Tatsächlich ist das Konzert im EXIL das Abschlusskonzert der allerersten Minitour, die die SCHMUTZIGEn TATEN jemals gespielt haben – das muss ihnen erst mal jemand nach machen.
Ihre Texte treffen mitten ins Herz, mal politisch unbequem, mal kritisch und nachdenklich, dann wieder wild, direkt und ehrlich. Themen wie Politik, Liebe, Hass, Trauer, Wut, Spaß, Party und Sex gehören genauso dazu wie der klare Blick auf Gesellschaft und System.
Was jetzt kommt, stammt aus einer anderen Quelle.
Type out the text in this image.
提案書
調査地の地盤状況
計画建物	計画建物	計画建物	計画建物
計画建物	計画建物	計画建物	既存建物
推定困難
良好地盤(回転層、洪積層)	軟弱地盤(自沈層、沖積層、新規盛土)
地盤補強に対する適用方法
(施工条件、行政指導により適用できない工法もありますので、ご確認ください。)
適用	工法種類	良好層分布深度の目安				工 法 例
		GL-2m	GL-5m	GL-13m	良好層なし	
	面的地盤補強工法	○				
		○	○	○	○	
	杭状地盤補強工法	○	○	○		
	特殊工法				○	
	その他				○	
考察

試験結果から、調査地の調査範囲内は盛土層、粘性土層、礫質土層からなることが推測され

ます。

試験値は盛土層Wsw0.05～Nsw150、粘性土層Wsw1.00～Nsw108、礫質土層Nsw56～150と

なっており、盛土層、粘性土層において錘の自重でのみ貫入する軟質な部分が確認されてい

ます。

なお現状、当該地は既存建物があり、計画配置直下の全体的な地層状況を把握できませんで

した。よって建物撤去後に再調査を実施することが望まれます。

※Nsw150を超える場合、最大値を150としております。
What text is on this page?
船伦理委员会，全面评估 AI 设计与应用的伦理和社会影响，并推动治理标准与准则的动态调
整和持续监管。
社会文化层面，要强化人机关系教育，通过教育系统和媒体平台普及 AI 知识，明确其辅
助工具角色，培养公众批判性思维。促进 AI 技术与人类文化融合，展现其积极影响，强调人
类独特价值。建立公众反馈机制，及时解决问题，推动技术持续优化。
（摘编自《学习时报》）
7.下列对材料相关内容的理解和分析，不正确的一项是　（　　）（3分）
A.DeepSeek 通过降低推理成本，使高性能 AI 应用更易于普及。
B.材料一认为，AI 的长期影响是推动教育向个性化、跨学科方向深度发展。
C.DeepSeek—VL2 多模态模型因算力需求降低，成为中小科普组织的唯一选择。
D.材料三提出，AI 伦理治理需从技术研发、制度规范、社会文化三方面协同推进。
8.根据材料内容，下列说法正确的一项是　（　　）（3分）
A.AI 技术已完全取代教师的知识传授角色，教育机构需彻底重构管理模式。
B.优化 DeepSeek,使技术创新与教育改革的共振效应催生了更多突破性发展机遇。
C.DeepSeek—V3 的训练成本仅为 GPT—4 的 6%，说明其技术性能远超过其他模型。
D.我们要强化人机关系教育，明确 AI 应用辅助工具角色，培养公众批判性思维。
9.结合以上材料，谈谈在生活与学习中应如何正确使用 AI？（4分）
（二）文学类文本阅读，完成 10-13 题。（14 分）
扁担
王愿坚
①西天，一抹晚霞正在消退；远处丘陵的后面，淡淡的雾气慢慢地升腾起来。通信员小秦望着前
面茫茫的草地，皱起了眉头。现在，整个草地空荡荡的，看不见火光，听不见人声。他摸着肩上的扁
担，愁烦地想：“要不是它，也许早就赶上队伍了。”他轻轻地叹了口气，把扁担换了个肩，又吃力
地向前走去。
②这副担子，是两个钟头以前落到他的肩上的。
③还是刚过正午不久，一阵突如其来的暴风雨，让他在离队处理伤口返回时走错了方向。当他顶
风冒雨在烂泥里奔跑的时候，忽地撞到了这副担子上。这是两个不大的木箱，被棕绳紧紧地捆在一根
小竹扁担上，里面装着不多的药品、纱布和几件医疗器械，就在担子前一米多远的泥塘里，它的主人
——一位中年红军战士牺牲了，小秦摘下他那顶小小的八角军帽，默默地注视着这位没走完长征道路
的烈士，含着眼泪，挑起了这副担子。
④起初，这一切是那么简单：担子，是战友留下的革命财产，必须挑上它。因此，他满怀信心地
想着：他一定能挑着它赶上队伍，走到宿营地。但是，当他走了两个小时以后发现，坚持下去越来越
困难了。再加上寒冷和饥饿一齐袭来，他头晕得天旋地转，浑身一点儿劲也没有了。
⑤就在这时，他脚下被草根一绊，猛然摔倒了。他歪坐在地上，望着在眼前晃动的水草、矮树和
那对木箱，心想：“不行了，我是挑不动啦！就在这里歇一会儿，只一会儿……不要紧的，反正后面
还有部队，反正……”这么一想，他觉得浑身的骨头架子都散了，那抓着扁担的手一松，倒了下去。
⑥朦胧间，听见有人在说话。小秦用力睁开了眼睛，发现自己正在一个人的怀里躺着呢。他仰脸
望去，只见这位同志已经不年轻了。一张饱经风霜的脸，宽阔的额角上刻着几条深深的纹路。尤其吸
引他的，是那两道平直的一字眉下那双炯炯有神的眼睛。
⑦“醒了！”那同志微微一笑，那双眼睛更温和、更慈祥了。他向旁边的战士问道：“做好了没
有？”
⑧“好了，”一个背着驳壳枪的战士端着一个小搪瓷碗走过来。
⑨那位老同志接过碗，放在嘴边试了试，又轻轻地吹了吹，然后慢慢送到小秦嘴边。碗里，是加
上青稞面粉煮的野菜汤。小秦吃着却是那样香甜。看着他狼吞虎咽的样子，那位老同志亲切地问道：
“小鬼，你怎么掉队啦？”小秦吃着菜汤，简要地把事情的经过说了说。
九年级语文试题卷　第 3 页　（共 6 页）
Auf Platte zeigen sie durchaus einen Hang zum Perfektionismus – sauberer Sound, verständliche Texte, gezügeltes Tempo (‚weniger ist mehr‘) und jede Menge Spuren (‚viel hilft viel!‘). Doch live ist alles anders: roh, laut, schweißtreibend und absolut pogotauglich. Ihr Programm pendelt zwischen Gute-Laune-Ska-Punk zum Abtanzen und düsteren, wütenden Songs über Ohnmacht und Aufbegehren.
Fazit: Live ein absolutes Muss, dreckig, ehrlich, kompromisslos. Das Kribbeln in den Fingern ist zurück, ein neuer Proberaum sorgt für frischen Schwung und los geht’s. SCHMUTZIGE TATEN – das ist Punk mit Haltung, Herz und ordentlich Schub nach vorn!